Step 1: Validate the Memory Map
Ensure that the memory map of the custom SoC design is correctly defined and that the stack pointer points to a valid region of SRAM. The initial stack pointer value should be set to the top of the SRAM region. For example, if the SRAM is 1 KB in size and located at 0x20000000, the initial stack pointer should be set to 0x20000400 (assuming a descending stack).
Step 2: Initialize the Stack Pointer in the Vector Table
The vector table must be defined with the initial stack pointer as the first entry. This can be done in assembly or using a linker script. For example:
__Vectors DCD 0x20000400 ; Initial stack pointer (top of SRAM)
DCD Reset_Handler ; Reset handler
DCD 0 ; NMI handler
DCD 0 ; Hard fault handler
; Other exception handlers...
Step 3: Configure the NVIC with Memory Barriers
When configuring the NVIC, ensure that memory barriers are used to prevent race conditions. The DSB (Data Synchronization Barrier) and ISB (Instruction Synchronization Barrier) instructions should be used after writing to NVIC registers. For example:
LDR R1, =0xE000E100 ; Interrupt Set Enable Register
LDR R0, =0x00000001 ; Enable interrupt for timer
STR R0, [R1]
DSB ; Ensure the write completes
ISB ; Ensure the pipeline is flushed
Step 4: Verify the Timer Handler
Ensure that the timer handler does not modify any registers that are not saved and restored by the processor. The Cortex-M0 processor automatically saves and restores certain registers during interrupt handling, but any additional registers used in the ISR must be manually saved and restored.
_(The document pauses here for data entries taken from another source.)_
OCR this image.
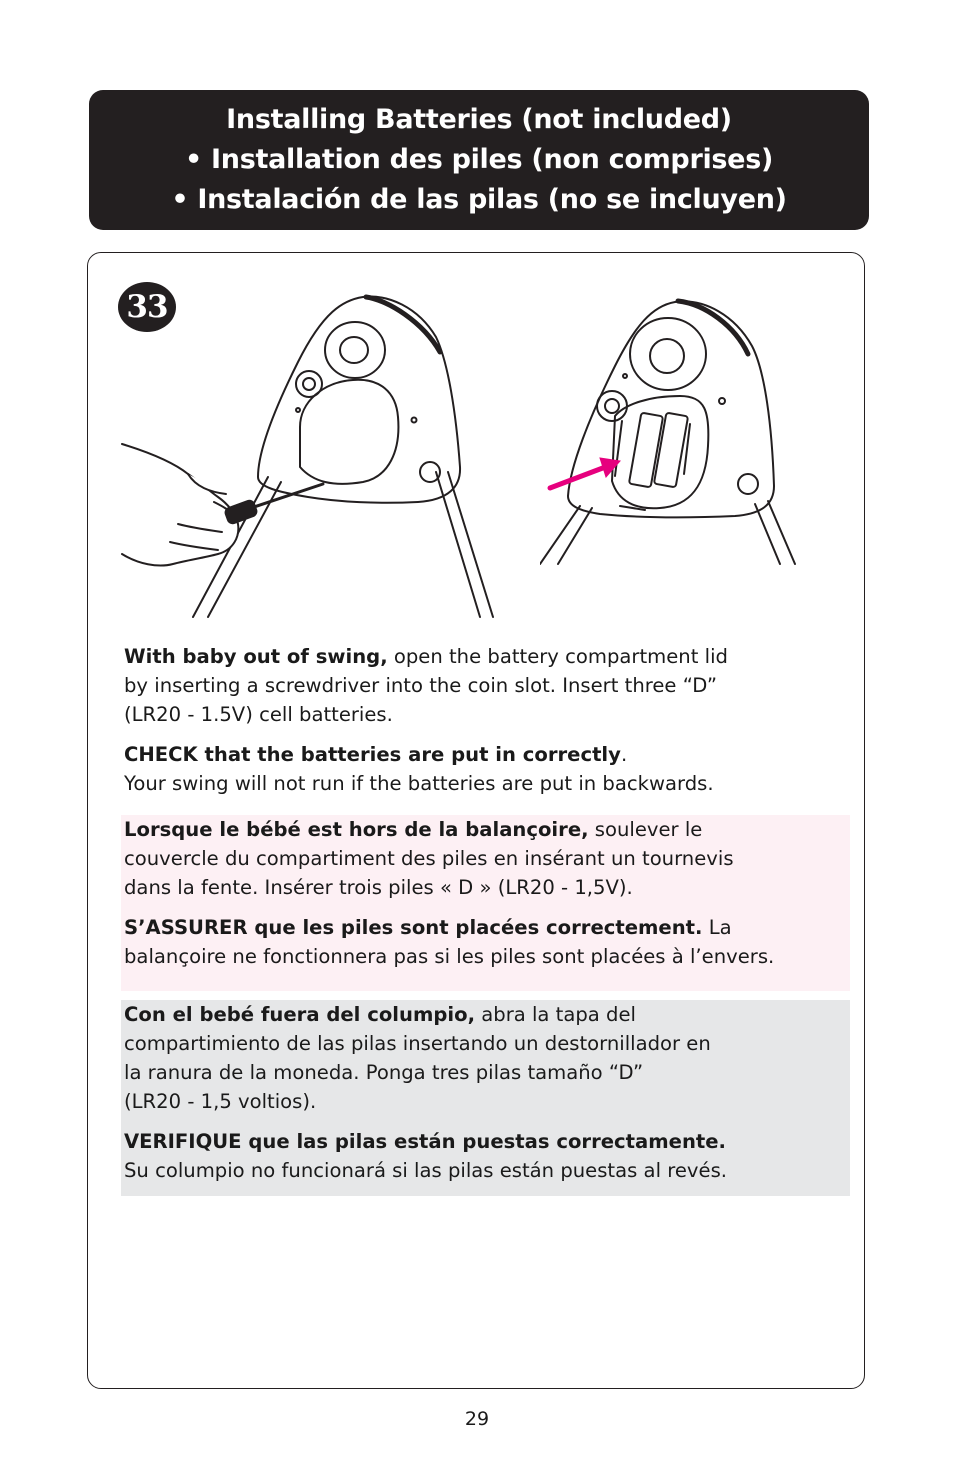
Installing Batteries (not included)
• Installation des piles (non comprises)
• Instalación de las pilas (no se incluyen)
33

With baby out of swing, open the battery compartment lid

by inserting a screwdriver into the coin slot. Insert three “D”

(LR20 - 1.5V) cell batteries.

CHECK that the batteries are put in correctly.

Your swing will not run if the batteries are put in backwards.

Lorsque le bébé est hors de la balançoire, soulever le

couvercle du compartiment des piles en insérant un tournevis

dans la fente. Insérer trois piles « D » (LR20 - 1,5V).

S’ASSURER que les piles sont placées correctement. La

balançoire ne fonctionnera pas si les piles sont placées à l’envers.

Con el bebé fuera del columpio, abra la tapa del

compartimiento de las pilas insertando un destornillador en

la ranura de la moneda. Ponga tres pilas tamaño “D”

(LR20 - 1,5 voltios).

VERIFIQUE que las pilas están puestas correctamente.

Su columpio no funcionará si las pilas están puestas al revés.

29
For example:
Timer_Handler PROC
PUSH {R4, LR} ; Save additional registers
; ISR code...
POP {R4, LR} ; Restore additional registers
BX LR ; Return from interrupt
ENDP
Step 5: Debugging and Validation
Use a debugger to verify that the stack pointer is correctly initialized and that the stack is not corrupted during interrupt handling. Check the contents of the stack before and after the interrupt to ensure that the context is saved and restored correctly. Additionally, verify that the timer interrupt is being cleared correctly in the peripheral to prevent repeated triggering of the ISR.
By following these steps, the issue of the Cortex-M0 processor getting stuck in the interrupt handler can be resolved. Proper stack initialization, memory barrier implementation, and careful validation of the memory map are essential for reliable operation of the Cortex-M0 processor in custom SoC designs.